Amy Schumer is one of the funniest people on the planet. Her clever takes on sex, body image, and gender dynamics challenge conventional thinking, while also being bust-a-gut funny. Schumer refined her comedic voice on her TV series, Inside Amy Schumer, before unleashing her brand on the big screen with Trainwreck and Snatched, and she’s now back in theatres with her new comedy, I Feel Pretty, playing a woman with low self-esteem who suddenly believes she’s the sexiest lady alive. If you enjoy Schumer’s self-deprecating style of humour, I Feel Pretty falls right in her wheelhouse.
Schumer plays Renee, an average woman living an unremarkable life. She spends her days stuck in a basement in Chinatown, working remotely for a cosmetics company.

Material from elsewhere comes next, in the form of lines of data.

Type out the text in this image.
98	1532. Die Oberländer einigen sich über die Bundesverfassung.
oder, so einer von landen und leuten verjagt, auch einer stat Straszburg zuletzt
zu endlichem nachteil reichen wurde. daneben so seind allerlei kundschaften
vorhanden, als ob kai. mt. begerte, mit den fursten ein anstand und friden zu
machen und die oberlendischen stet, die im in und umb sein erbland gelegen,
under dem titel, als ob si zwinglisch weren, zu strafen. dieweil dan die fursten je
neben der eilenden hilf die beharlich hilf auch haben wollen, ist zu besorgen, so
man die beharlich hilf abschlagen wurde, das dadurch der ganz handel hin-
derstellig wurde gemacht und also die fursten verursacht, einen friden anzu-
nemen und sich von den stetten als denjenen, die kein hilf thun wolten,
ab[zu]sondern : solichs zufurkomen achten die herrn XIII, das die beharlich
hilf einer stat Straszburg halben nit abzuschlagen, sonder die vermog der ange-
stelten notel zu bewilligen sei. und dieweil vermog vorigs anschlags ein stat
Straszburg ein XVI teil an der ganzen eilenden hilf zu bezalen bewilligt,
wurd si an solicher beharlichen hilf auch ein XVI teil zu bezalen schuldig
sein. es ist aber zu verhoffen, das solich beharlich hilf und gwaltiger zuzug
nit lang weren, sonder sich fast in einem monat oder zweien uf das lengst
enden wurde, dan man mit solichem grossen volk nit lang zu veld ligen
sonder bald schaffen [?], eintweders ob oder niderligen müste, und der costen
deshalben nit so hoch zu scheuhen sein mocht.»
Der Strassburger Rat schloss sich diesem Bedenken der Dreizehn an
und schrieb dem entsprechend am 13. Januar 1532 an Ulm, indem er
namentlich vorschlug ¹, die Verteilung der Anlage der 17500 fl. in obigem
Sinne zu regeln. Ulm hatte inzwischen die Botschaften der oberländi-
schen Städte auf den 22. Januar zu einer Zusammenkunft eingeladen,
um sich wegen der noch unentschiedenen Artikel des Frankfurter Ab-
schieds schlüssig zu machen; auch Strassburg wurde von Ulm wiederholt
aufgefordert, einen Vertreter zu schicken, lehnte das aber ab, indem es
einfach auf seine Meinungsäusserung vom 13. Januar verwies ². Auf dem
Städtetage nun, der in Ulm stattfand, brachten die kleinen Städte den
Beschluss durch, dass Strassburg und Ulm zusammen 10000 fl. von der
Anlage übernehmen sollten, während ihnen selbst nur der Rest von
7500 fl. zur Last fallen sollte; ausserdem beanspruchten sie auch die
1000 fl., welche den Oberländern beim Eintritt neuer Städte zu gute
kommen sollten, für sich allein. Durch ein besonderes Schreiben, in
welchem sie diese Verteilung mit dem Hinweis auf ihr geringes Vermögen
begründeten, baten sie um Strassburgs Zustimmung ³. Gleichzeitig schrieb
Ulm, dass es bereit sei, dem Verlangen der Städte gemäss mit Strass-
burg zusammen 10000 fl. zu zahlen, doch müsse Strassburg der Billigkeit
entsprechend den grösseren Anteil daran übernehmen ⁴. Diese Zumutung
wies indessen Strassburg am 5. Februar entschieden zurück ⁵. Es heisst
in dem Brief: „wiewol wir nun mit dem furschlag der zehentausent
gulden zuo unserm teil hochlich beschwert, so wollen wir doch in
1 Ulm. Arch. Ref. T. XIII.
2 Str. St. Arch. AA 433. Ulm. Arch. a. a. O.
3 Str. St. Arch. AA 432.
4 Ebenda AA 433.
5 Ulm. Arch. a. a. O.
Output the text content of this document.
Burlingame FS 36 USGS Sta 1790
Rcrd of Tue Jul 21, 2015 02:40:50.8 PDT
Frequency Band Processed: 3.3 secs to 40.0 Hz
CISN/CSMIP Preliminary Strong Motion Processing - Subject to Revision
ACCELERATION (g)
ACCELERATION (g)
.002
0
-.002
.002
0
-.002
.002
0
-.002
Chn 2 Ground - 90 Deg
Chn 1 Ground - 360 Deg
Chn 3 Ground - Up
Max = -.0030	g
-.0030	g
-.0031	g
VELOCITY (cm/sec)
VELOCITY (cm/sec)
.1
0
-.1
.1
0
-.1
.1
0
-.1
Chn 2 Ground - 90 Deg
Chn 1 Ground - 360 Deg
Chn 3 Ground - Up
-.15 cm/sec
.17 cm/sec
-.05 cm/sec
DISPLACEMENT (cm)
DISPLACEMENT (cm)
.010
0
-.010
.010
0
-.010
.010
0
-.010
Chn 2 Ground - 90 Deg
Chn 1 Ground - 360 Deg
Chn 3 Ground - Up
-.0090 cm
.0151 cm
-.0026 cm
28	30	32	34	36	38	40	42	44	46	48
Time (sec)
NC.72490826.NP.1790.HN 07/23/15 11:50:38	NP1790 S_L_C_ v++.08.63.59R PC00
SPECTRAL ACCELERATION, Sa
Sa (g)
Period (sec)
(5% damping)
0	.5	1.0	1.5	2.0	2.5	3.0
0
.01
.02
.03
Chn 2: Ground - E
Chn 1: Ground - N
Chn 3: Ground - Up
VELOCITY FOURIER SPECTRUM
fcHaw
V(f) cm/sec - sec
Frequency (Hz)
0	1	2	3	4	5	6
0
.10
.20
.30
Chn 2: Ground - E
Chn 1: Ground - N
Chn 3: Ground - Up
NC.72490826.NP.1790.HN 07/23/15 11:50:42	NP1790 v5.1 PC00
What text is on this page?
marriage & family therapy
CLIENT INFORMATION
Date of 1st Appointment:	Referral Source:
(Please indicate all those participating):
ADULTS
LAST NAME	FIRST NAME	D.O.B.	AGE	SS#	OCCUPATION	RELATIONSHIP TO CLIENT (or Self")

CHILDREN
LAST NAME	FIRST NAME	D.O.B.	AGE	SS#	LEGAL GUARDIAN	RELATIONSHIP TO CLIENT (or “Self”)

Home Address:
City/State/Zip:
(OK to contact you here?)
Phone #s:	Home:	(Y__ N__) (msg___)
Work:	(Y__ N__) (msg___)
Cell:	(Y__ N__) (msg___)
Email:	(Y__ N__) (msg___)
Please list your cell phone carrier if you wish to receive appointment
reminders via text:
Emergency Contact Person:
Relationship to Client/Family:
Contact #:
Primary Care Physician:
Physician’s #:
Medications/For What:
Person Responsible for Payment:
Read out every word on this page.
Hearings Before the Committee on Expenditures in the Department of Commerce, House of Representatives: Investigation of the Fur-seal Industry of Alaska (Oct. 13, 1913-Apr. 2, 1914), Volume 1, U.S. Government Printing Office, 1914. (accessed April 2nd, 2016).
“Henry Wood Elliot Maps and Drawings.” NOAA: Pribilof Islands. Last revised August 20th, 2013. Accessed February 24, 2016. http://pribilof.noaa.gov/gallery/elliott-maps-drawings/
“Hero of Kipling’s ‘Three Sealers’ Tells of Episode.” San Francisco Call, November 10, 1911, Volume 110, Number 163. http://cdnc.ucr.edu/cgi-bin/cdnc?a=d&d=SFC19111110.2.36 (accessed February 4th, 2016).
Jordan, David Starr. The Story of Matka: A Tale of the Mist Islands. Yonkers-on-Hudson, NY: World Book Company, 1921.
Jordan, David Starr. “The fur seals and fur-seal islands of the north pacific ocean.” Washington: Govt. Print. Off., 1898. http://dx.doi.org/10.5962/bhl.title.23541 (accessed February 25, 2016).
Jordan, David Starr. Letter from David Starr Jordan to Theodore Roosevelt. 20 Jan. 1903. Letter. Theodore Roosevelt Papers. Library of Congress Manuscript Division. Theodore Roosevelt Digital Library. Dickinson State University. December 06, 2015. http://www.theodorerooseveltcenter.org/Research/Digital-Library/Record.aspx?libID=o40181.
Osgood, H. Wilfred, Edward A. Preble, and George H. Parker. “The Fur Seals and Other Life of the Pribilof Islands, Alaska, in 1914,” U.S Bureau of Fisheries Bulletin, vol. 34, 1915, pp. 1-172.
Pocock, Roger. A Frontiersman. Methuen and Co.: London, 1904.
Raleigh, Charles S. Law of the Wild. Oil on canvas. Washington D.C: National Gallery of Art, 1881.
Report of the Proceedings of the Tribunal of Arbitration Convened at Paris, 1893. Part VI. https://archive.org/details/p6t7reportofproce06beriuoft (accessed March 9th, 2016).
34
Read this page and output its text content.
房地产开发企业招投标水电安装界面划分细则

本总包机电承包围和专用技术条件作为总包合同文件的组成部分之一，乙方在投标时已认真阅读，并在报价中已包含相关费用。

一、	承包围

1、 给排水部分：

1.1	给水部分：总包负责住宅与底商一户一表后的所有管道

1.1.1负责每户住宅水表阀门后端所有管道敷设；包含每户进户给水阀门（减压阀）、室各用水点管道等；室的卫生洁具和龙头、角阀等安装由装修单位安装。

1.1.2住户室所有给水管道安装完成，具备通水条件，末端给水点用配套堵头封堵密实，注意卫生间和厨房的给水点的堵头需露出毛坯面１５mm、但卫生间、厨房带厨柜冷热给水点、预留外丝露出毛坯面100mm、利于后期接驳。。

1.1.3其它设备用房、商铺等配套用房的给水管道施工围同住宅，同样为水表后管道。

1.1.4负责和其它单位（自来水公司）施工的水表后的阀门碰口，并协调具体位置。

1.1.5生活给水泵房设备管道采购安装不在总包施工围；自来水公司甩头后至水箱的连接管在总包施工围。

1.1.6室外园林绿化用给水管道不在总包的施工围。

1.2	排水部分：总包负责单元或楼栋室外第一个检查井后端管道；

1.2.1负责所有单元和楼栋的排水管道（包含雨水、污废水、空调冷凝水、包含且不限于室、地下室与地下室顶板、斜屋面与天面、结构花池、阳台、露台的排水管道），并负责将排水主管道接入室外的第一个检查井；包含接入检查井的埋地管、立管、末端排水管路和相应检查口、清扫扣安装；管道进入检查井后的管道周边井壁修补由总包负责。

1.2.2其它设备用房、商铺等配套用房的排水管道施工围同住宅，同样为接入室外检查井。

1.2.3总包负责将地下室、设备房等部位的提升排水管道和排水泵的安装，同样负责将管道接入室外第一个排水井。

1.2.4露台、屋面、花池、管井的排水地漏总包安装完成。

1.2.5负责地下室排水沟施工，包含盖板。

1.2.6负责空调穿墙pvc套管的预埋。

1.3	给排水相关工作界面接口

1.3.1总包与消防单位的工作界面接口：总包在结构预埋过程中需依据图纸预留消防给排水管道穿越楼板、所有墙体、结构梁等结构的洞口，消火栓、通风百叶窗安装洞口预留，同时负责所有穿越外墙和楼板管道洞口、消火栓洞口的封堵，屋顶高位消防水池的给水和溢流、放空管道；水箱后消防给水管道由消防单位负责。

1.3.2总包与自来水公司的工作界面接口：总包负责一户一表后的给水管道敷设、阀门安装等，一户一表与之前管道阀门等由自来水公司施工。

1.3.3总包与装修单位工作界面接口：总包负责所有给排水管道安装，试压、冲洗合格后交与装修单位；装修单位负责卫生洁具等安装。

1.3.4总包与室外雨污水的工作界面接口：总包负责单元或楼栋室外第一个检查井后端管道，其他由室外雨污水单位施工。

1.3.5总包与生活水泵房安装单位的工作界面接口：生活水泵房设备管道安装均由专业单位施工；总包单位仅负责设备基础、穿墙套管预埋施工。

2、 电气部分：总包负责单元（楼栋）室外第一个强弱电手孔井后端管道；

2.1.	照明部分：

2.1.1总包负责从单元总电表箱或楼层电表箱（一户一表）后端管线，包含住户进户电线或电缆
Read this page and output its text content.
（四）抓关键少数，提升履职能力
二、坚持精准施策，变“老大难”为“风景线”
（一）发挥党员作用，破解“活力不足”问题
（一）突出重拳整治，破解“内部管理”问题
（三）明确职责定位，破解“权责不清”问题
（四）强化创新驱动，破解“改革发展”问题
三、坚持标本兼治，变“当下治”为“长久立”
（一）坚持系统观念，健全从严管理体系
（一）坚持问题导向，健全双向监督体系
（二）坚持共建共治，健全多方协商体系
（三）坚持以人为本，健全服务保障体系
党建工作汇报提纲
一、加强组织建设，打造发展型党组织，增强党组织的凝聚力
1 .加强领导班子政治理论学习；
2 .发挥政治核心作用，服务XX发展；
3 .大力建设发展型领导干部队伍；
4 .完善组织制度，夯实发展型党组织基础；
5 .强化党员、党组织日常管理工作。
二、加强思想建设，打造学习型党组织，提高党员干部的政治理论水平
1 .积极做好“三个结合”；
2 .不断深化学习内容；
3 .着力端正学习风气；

She makes small talk with an asocial co-worker named Mason (Adrian Martinez) by day, and parties with her girlfriends at night. Renee wants to be wanted, and she covets the fairy-tale life of prom queens and Bachelor contestants. Tired of being ignored, Renee takes a page from the movie Big and heads out into a stormy night, wishes on a coin, and throws it into a fountain. But this isn’t Big or Freaky Friday, so she remains the same old Renee.
While at a SoulCycle class, Renee falls off her bike and smacks her head. After the knock to the noggin, she experiences a “magical” change. Suddenly, she’s sporting toned arms, flat abs, and she’s lost her double chin. But here’s the catch: this change is all in her head. No one else sees it, not even the audience. The new Renee moves through life with the confidence and attitude of a supermodel, and now her wants and desires start falling into place.
The comedian excels at roles in vulgar cringe-comedies with a touch of heart, but I Feel Pretty is watered down Schumer. It’s not vulgar or cringe-worthy, and it lacks heart. It’s as if they tossed out Schumer’s signature charm along with the R-rated vulgarity. If Trainwreck is peak-Schumer, then I Feel Pretty is Amy at 65%. Most of the jokes are bland and inoffensive, with quite a few stinkers that even Schumer can’t save. The worst part, however, is that once Renee enters “I feel pretty’ mode, she starts transitioning into a “mean girl,” and it doesn’t take long for her delusions and insensitivity to become obnoxious.
I Feel Pretty is watered down Schumer.
Aside from a brief appearance by Dave Attell, the supporting characters don’t pick up the comedic slack. Renee’s two besties, Jane (Busy Philipps) and Vivian (Aidy Bryant), disappear for long stretches, and don’t leave much of an impression even when they’re on screen. Renee’s love interest, Ethan (Rory Scovel), doesn’t fare any better. The film leaves us wondering how a raging egomaniac like Renee could bedazzle a decent guy like Ethan. Only one character leaves an impression — the always phenomenal Michelle Williams. She plays Renee’s boss and cosmetics mogul, Avery LeClaire. With her helium voice and Barbie doll looks, people don’t take Avery seriously. Avery also pines for people to see her differently, and I would much rather see a film about her journey towards self-acceptance.
It’s hard to take I Feel Pretty’s message seriously even when the film is at its most sincere. Renee’s final revelation is so self-evident it could be one of the life lessons Elmo shares on Sesame Street. The film’s heart is in the right place, as it wants to deliver an earnest message about inner-beauty, confidence, and self-acceptance, and the jokes don’t come at the expense of Renee’s looks; they come from her pursuit of something as vapid as physical beauty.